Si tratterebbe di una giovane originaria delle provincia di Arezzo. Dalle indagini condotte dalla Digos sarebbe stata lei ad aver strappato l'indumento del 33enne

Circa un mese fa la città di Frosinone era salita agli onori della cronaca per l'aggressione al ricercatore che indossava la maglietta "Cinema America", avvenuta durante lo Zaiet Festival per mano di alcuni simpatizzati di Casapound. Era il 27 luglio e la notizia, e la foto pubblicata  su Facebook del 33enne con l'indumento strappato, rimbalzarono in poche ore in tutta Italia.

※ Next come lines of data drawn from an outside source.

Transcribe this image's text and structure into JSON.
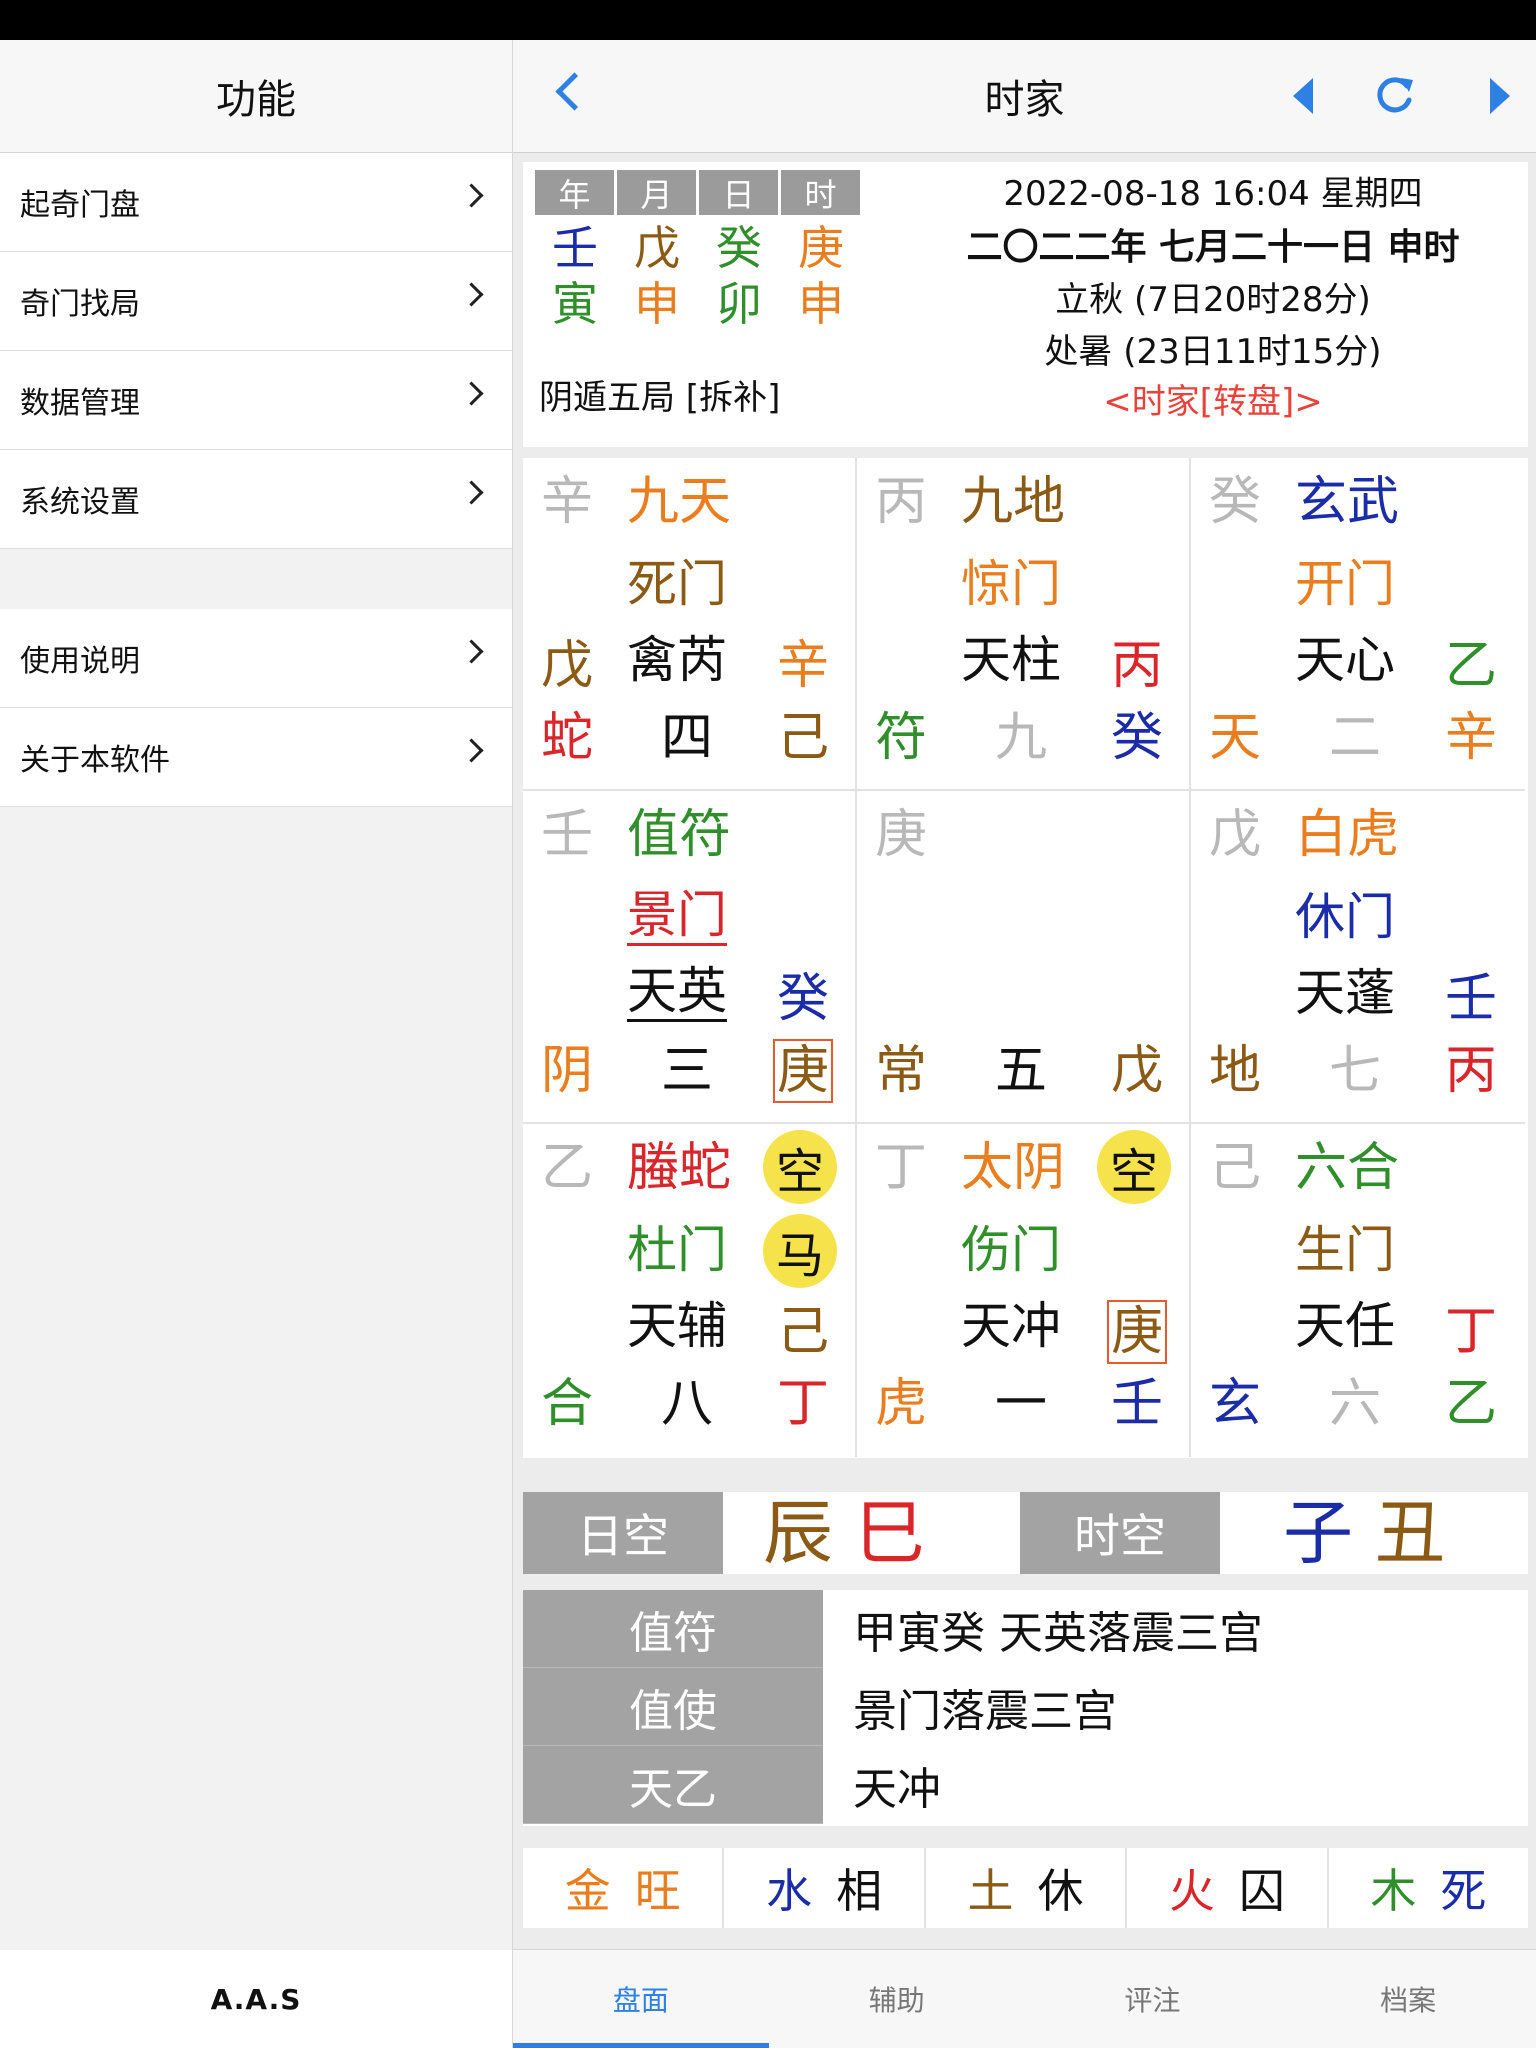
{
  "colors": {
    "accent": "#2f80e4",
    "red": "#d8262a",
    "orange": "#ea7d1e",
    "brown": "#8b5a14",
    "green": "#318f2b",
    "blue": "#1b2ca8",
    "gray": "#b8b8b8"
  },
  "sidebar": {
    "title": "功能",
    "items": [
      "起奇门盘",
      "奇门找局",
      "数据管理",
      "系统设置"
    ],
    "items2": [
      "使用说明",
      "关于本软件"
    ],
    "footer": "A.A.S"
  },
  "nav": {
    "title": "时家",
    "icons": [
      "back-icon",
      "prev-icon",
      "refresh-icon",
      "next-icon"
    ]
  },
  "info": {
    "pillars_header": [
      "年",
      "月",
      "日",
      "时"
    ],
    "stems": [
      "壬",
      "戊",
      "癸",
      "庚"
    ],
    "branches": [
      "寅",
      "申",
      "卯",
      "申"
    ],
    "ju": "阴遁五局 [拆补]",
    "date": "2022-08-18 16:04 星期四",
    "lunar": "二〇二二年 七月二十一日 申时",
    "term1": "立秋 (7日20时28分)",
    "term2": "处暑 (23日11时15分)",
    "mode": "<时家[转盘]>"
  },
  "palaces": [
    {
      "earth_tl": "辛",
      "god": "九天",
      "door": "死门",
      "left_stem": "戊",
      "star": "禽芮",
      "right_stem": "辛",
      "spirit": "蛇",
      "number": "四",
      "earth_br": "己"
    },
    {
      "earth_tl": "丙",
      "god": "九地",
      "door": "惊门",
      "left_stem": "",
      "star": "天柱",
      "right_stem": "丙",
      "spirit": "符",
      "number": "九",
      "earth_br": "癸"
    },
    {
      "earth_tl": "癸",
      "god": "玄武",
      "door": "开门",
      "left_stem": "",
      "star": "天心",
      "right_stem": "乙",
      "spirit": "天",
      "number": "二",
      "earth_br": "辛"
    },
    {
      "earth_tl": "壬",
      "god": "值符",
      "door": "景门",
      "left_stem": "",
      "star": "天英",
      "right_stem": "癸",
      "spirit": "阴",
      "number": "三",
      "earth_br": "庚"
    },
    {
      "earth_tl": "庚",
      "god": "",
      "door": "",
      "left_stem": "",
      "star": "",
      "right_stem": "",
      "spirit": "常",
      "number": "五",
      "earth_br": "戊"
    },
    {
      "earth_tl": "戊",
      "god": "白虎",
      "door": "休门",
      "left_stem": "",
      "star": "天蓬",
      "right_stem": "壬",
      "spirit": "地",
      "number": "七",
      "earth_br": "丙"
    },
    {
      "earth_tl": "乙",
      "god": "螣蛇",
      "door": "杜门",
      "left_stem": "",
      "star": "天辅",
      "right_stem": "己",
      "spirit": "合",
      "number": "八",
      "earth_br": "丁",
      "badge1": "空",
      "badge2": "马"
    },
    {
      "earth_tl": "丁",
      "god": "太阴",
      "door": "伤门",
      "left_stem": "",
      "star": "天冲",
      "right_stem": "庚",
      "spirit": "虎",
      "number": "一",
      "earth_br": "壬",
      "badge1": "空"
    },
    {
      "earth_tl": "己",
      "god": "六合",
      "door": "生门",
      "left_stem": "",
      "star": "天任",
      "right_stem": "丁",
      "spirit": "玄",
      "number": "六",
      "earth_br": "乙"
    }
  ],
  "kong": {
    "day_label": "日空",
    "day_values": [
      "辰",
      "巳"
    ],
    "hour_label": "时空",
    "hour_values": [
      "子",
      "丑"
    ]
  },
  "zhi": [
    {
      "label": "值符",
      "value": "甲寅癸  天英落震三宫"
    },
    {
      "label": "值使",
      "value": "景门落震三宫"
    },
    {
      "label": "天乙",
      "value": "天冲"
    }
  ],
  "seasons": [
    {
      "element": "金",
      "state": "旺"
    },
    {
      "element": "水",
      "state": "相"
    },
    {
      "element": "土",
      "state": "休"
    },
    {
      "element": "火",
      "state": "囚"
    },
    {
      "element": "木",
      "state": "死"
    }
  ],
  "tabs": [
    "盘面",
    "辅助",
    "评注",
    "档案"
  ]
}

Grazie alle indagini eseguite dal personale della D.I.G.O.S. della Questura di Frosinone, in collaborazione con i colleghi di Arezzo, si è risaliti alla presunta autrice dello "strappo". Si tratterebbe di E.G., una giovane originaria della provincia toscana, simpatizzante del movimento della destra radicale Casa Pound Italia. 

I fatti

La ragazza è stata individuata come una componente del gruppo di estremisti che, lo scorso 27 luglio, durante un concerto di beneficenza che si stava svolgendo in piazza Sandro Pertini, con minacce ed intimidazioni costrinse uno degli spettatori ad allontanarsi dalla piazza soltanto perché indossava una t-shirt con il logo del noto “Cinema America”. Una volta allontanatosi dalla piazza, il giovane fu nuovamente avvicinato dai simpatizzanti di Casapound e l’indagata, protetta dai suoi compagni, gli strappò la maglietta con l’intento di fargliela togliere.

La perquisizione eseguita dagli agenti nei confronti della ragazza ha consentito di trovare utili conferme alle indagini condotte nonché, supporti indiziari per l’identificazione degli altri corresponsabili.